Deal with subsidiary functions first. So for example, deal with the find-accomodation first. This is used before you can do the booking, so in the same way that we would be guided by general software development principles to deal with it first (composing bigger functionality from primitive functions), similarly, would we do it here.

Test the solution thoroughly. Remember you are not done coding until you have tested and this holds true for every software project.

Now you will notice that Composite can be a real pain to test, since you have to repeatedly create composites and leaves before you can test operations on them. And depending on the number of functionalities you have to test, this can be horrendous.

My suggestion is to create the object-hierarchy of test-data and include a routine which uses some persistence mechanism to persist-to-disk and restore the hierarchy (possibly with an option to restore from several backups). You can then make changes to it, tweak it, add test cases and remove extraneous stuff. In-between tests, you persist the object-hierarchy.
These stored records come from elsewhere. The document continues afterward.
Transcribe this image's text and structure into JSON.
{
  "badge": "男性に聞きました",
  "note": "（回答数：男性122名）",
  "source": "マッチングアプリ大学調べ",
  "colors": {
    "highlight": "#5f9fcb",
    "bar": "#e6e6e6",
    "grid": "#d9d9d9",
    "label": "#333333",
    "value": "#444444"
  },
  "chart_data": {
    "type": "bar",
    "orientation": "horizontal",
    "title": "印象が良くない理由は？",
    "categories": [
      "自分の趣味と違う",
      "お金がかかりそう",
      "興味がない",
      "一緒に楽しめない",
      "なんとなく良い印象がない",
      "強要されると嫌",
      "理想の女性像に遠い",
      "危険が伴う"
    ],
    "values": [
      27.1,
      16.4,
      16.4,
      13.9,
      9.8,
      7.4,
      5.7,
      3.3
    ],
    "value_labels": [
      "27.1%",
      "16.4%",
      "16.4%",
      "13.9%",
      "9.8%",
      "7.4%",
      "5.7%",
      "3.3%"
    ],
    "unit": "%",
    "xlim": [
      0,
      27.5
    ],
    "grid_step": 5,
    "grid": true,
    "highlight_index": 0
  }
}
This not only saves you time and frustration (plus allowing other developers to code and test the solution simultaneously), but it also helps you to ensure consistency in the tests.

Composite/Treeview/XML: a natural fit

Composite is one of the most elegant and intuitive patterns. Later on when we look at the Interpreter pattern, you will see where it can save you from knowing a lot of XPATH. I load the XML file straight into a composite object-hierarchy which is linked to a treeview, do all the processing in the Composite hierarchy (including searching) and then store the results back into XML.